La escritura como diálogo

Las vueltas al pasado tienen en nuestra literatura el consabido sinsabor de la ironía. Ninguna de ellas se priva de hacer valer sus prerrogativas sobre determinado lance histórico, sea para desempolvar un carril obliterado, retrucar el doble fondo de sus motivos o teñir con pigmentos vigentes el paño de un tiempo remoto. Conceptual o revisionista, la distancia, el leve corrimiento, las aúpa y, en mayor o menor medida, lo que prevalece es una tónica socarrona. Aunque abunde en desacoples e intromisiones, La liga harapienta (Paradiso), notable primera novela de Sebastián Menegaz, propone, en cambio, una épica desastrada.

Para ello, el también autor del volumen de cuentos El espectáculo transparente extrae de la cantera de lo pretérito un episodio que enfrentó a las plumas nacionales de Sarmiento y José Hernández: el infame asesinato del caudillo Ángel Vicente “Chacho” Peñaloza. Tal es así que su dispersa cohorte, una banda de forajidos bajo comandancia de Don Berna, cabalga el esperado desquite. Obran acicateados por una serie de misivas de dudosa procedencia y al amparo del repetido adverbio “acaso”, salvoconducto a otra versión de los acontecimientos.

Víctimas de la historia

Nuestra literatura ha poblado de fantasías el espacio vacío de la historia y su epítome, el desierto. Aquí el escenario –no es ociosa la referencia cinematográfica– se emplaza, lejos del acostumbrado vértigo horizontal pampeano, en la árida llanura riojana. Un paraje semejante, con las salvedades caso, al del lejano oeste norteamericano. Porque así como el joven Borges incurría en el cine de Josef von Sternberg para moldear la plasticidad visual de la literatura, Menegaz abreva en el western crepuscular a lo Sam Peckinpah para liberar a la épica de los anales escatológicos de la historia. Solo que se trata de una épica enclenque, chamuscada, con sus fantasmagorías, imposturas y contubernios.
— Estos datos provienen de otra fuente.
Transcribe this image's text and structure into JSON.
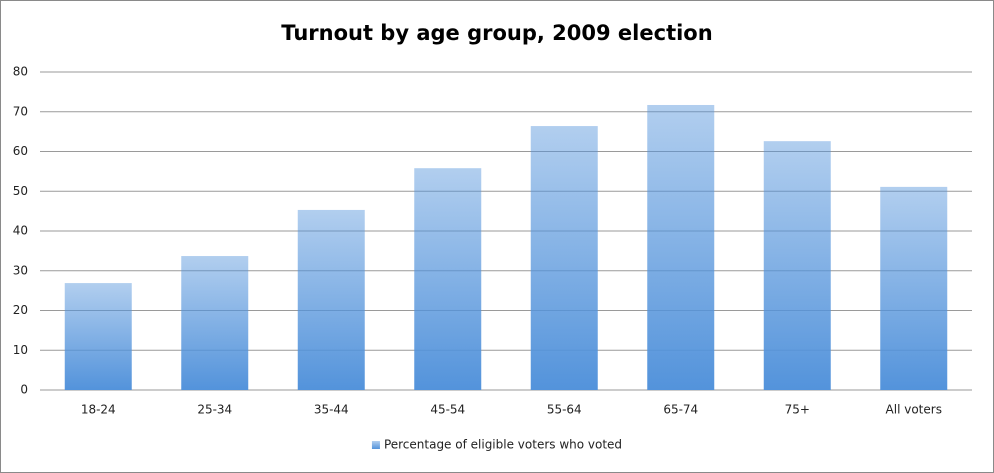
{
  "chart_data": {
    "type": "bar",
    "title": "Turnout by age group, 2009 election",
    "categories": [
      "18-24",
      "25-34",
      "35-44",
      "45-54",
      "55-64",
      "65-74",
      "75+",
      "All voters"
    ],
    "series": [
      {
        "name": "Percentage of eligible voters who voted",
        "color": "#5393db",
        "values": [
          26.9,
          33.7,
          45.3,
          55.8,
          66.4,
          71.7,
          62.6,
          51.1
        ]
      }
    ],
    "ylim": [
      0,
      80
    ],
    "yticks": [
      0,
      10,
      20,
      30,
      40,
      50,
      60,
      70,
      80
    ],
    "grid": true,
    "legend": "bottom"
  }
}
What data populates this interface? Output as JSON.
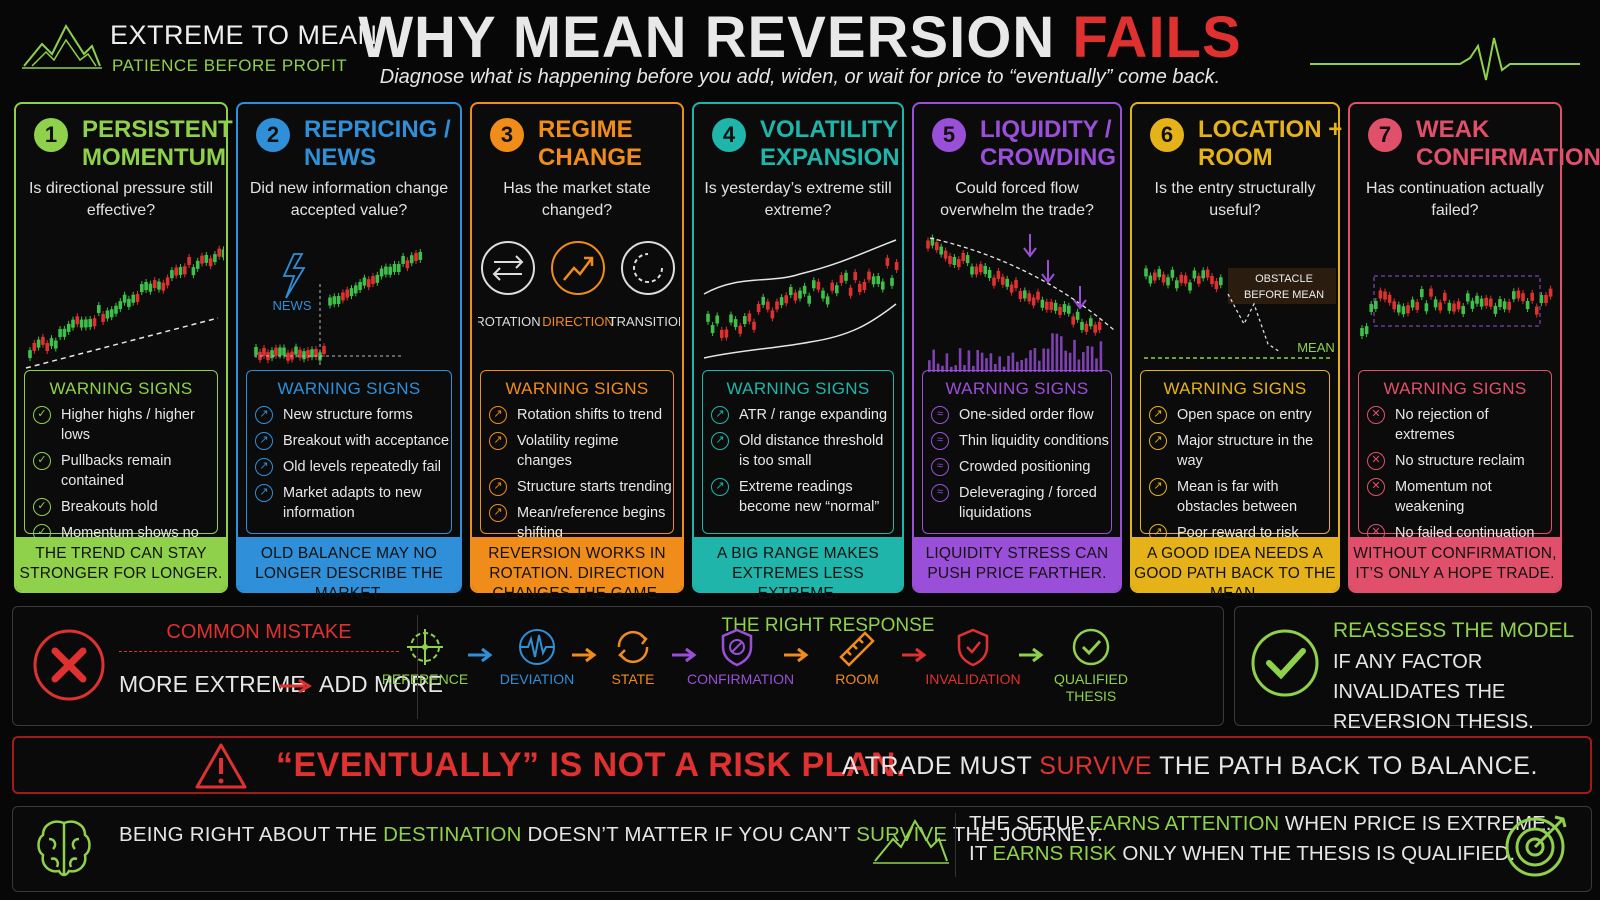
{
  "header": {
    "brand": "EXTREME TO MEAN",
    "tagline": "PATIENCE BEFORE PROFIT",
    "title_main": "WHY MEAN REVERSION ",
    "title_accent": "FAILS",
    "subtitle": "Diagnose what is happening before you add, widen, or wait for price to “eventually” come back."
  },
  "colors": {
    "green": "#8fd14a",
    "blue": "#2f8fd8",
    "orange": "#f08c1a",
    "teal": "#1fb5aa",
    "purple": "#9a4fd8",
    "gold": "#e5b21a",
    "pink": "#e0506a",
    "red": "#e03131"
  },
  "cards": [
    {
      "num": "1",
      "title": "PERSISTENT MOMENTUM",
      "question": "Is directional pressure still effective?",
      "warning_title": "WARNING SIGNS",
      "signs": [
        "Higher highs / higher lows",
        "Pullbacks remain contained",
        "Breakouts hold",
        "Momentum shows no real weakness"
      ],
      "footer": "THE TREND CAN STAY STRONGER FOR LONGER."
    },
    {
      "num": "2",
      "title": "REPRICING / NEWS",
      "question": "Did new information change accepted value?",
      "warning_title": "WARNING SIGNS",
      "signs": [
        "New structure forms",
        "Breakout with acceptance",
        "Old levels repeatedly fail",
        "Market adapts to new information"
      ],
      "footer": "OLD BALANCE MAY NO LONGER DESCRIBE THE MARKET.",
      "viz_label": "NEWS"
    },
    {
      "num": "3",
      "title": "REGIME CHANGE",
      "question": "Has the market state changed?",
      "warning_title": "WARNING SIGNS",
      "signs": [
        "Rotation shifts to trend",
        "Volatility regime changes",
        "Structure starts trending",
        "Mean/reference begins shifting"
      ],
      "footer": "REVERSION WORKS IN ROTATION. DIRECTION CHANGES THE GAME.",
      "states": [
        "ROTATION",
        "DIRECTION",
        "TRANSITION"
      ]
    },
    {
      "num": "4",
      "title": "VOLATILITY EXPANSION",
      "question": "Is yesterday’s extreme still extreme?",
      "warning_title": "WARNING SIGNS",
      "signs": [
        "ATR / range expanding",
        "Old distance threshold is too small",
        "Extreme readings become new “normal”"
      ],
      "footer": "A BIG RANGE MAKES EXTREMES LESS EXTREME."
    },
    {
      "num": "5",
      "title": "LIQUIDITY / CROWDING",
      "question": "Could forced flow overwhelm the trade?",
      "warning_title": "WARNING SIGNS",
      "signs": [
        "One-sided order flow",
        "Thin liquidity conditions",
        "Crowded positioning",
        "Deleveraging / forced liquidations"
      ],
      "footer": "LIQUIDITY STRESS CAN PUSH PRICE FARTHER."
    },
    {
      "num": "6",
      "title": "LOCATION + ROOM",
      "question": "Is the entry structurally useful?",
      "warning_title": "WARNING SIGNS",
      "signs": [
        "Open space on entry",
        "Major structure in the way",
        "Mean is far with obstacles between",
        "Poor reward to risk"
      ],
      "footer": "A GOOD IDEA NEEDS A GOOD PATH BACK TO THE MEAN.",
      "obstacle": "OBSTACLE BEFORE MEAN",
      "mean_label": "MEAN"
    },
    {
      "num": "7",
      "title": "WEAK CONFIRMATION",
      "question": "Has continuation actually failed?",
      "warning_title": "WARNING SIGNS",
      "signs": [
        "No rejection of extremes",
        "No structure reclaim",
        "Momentum not weakening",
        "No failed continuation evidence"
      ],
      "footer": "WITHOUT CONFIRMATION, IT’S ONLY A HOPE TRADE."
    }
  ],
  "mistake": {
    "title": "COMMON MISTAKE",
    "left": "MORE EXTREME",
    "right": "ADD MORE"
  },
  "response": {
    "title": "THE RIGHT RESPONSE",
    "steps": [
      "REFERENCE",
      "DEVIATION",
      "STATE",
      "CONFIRMATION",
      "ROOM",
      "INVALIDATION",
      "QUALIFIED THESIS"
    ]
  },
  "reassess": {
    "title": "REASSESS THE MODEL",
    "body": "IF ANY FACTOR INVALIDATES THE REVERSION THESIS."
  },
  "alert": {
    "part1": "“EVENTUALLY” IS NOT A RISK PLAN.",
    "part2a": "A TRADE MUST ",
    "part2b": "SURVIVE",
    "part2c": " THE PATH BACK TO BALANCE."
  },
  "footer_left": {
    "a": "BEING RIGHT ABOUT THE ",
    "b": "DESTINATION",
    "c": " DOESN’T MATTER IF YOU CAN’T ",
    "d": "SURVIVE",
    "e": " THE JOURNEY."
  },
  "footer_right": {
    "l1a": "THE SETUP ",
    "l1b": "EARNS ATTENTION",
    "l1c": " WHEN PRICE IS EXTREME.",
    "l2a": "IT ",
    "l2b": "EARNS RISK",
    "l2c": " ONLY WHEN THE THESIS IS QUALIFIED."
  }
}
La faena, embrollada por donde se la mire, adquiere ribetes fastuosos cuando alguno de los personajes conjetura sobre la posible puesta en escena que, con su ácrata pendencia, contribuyen a urdir. En palabras de Borges, son poco más que “un juguete del tiempo, una víctima de la historia”.

Más víctimas aún son de la letra, ya que por iletrados requieren de los servicios de un intérprete, en este caso uno avezado en los lienzos de Goya, de ahí que logre atisbar presencias “al margen de la fenomenología”. Lo cual vendría a significar que la escritura es un diálogo con los fantasmas y la historia un sueño afiebrado. Pero Menegaz se cuida de tales simplezas. En cambio, propone una dialéctica del lenguaraz y su escribiente. Así, el relato se tensa entre lo que el amanuense logra desandar del discurso febril (“un palique escorzado sobre imágenes fugitivas”) del maltrecho Don Berna. Esa tensión hace a la nervadura de la novela. Porque, por mucho que dispense filos y tropelías, las peripecias (como señaló Ramiro Quintana) “son sobre todo las de la sintaxis”. Atiéndase si no a una frase como la que sigue: “Tocó media noche y hasta la noche entera Baldomero Navia su violín de Palca, violín de unos solanos de Chile el violín de Navia en honor a la verdad, pues de Palca era Baldomero Navia aunque más era andante”. No siempre la respiración se solaza en una circularidad zumbona; a veces es seca, tajante y no menos musical. La bífida lengua de Menegaz se asienta, de un lado, en el entendimiento de los distintos estratos del diccionario, y del otro, en el reverso de una escucha templada en la oralidad. Se trata, en suma, de una lengua culterana y plebeya a la vez, que no se angosta en el ripio de la frase, ni escatima imágenes o asociaciones (“la lumbre los limpió de sombra”, “prensados al reparo de un peño”) y que, parafraseando a Paul Groussac, puede recoger el poncho sin miedo a que le vean la levita. Esa tensión está inscripta hasta en la composición de los patronímicos (Plutarco Somoza, Afrodita Chapanay, Escolástico Brandan).

La liga harapienta parte de una prosapia literaria que va de Borges a Lamborghini, de Di Benedetto a Zelarrayán. Pero se sabe que cuando abundan los nombres y encima tan dispares, uno oscurece en lugar de aclarar. Porque si la literatura, como apuntó Héctor Libertella (para sumar uno más a la nómina), se hace una toldería armada a la intemperie, Menegaz está más bien solo con su lengua.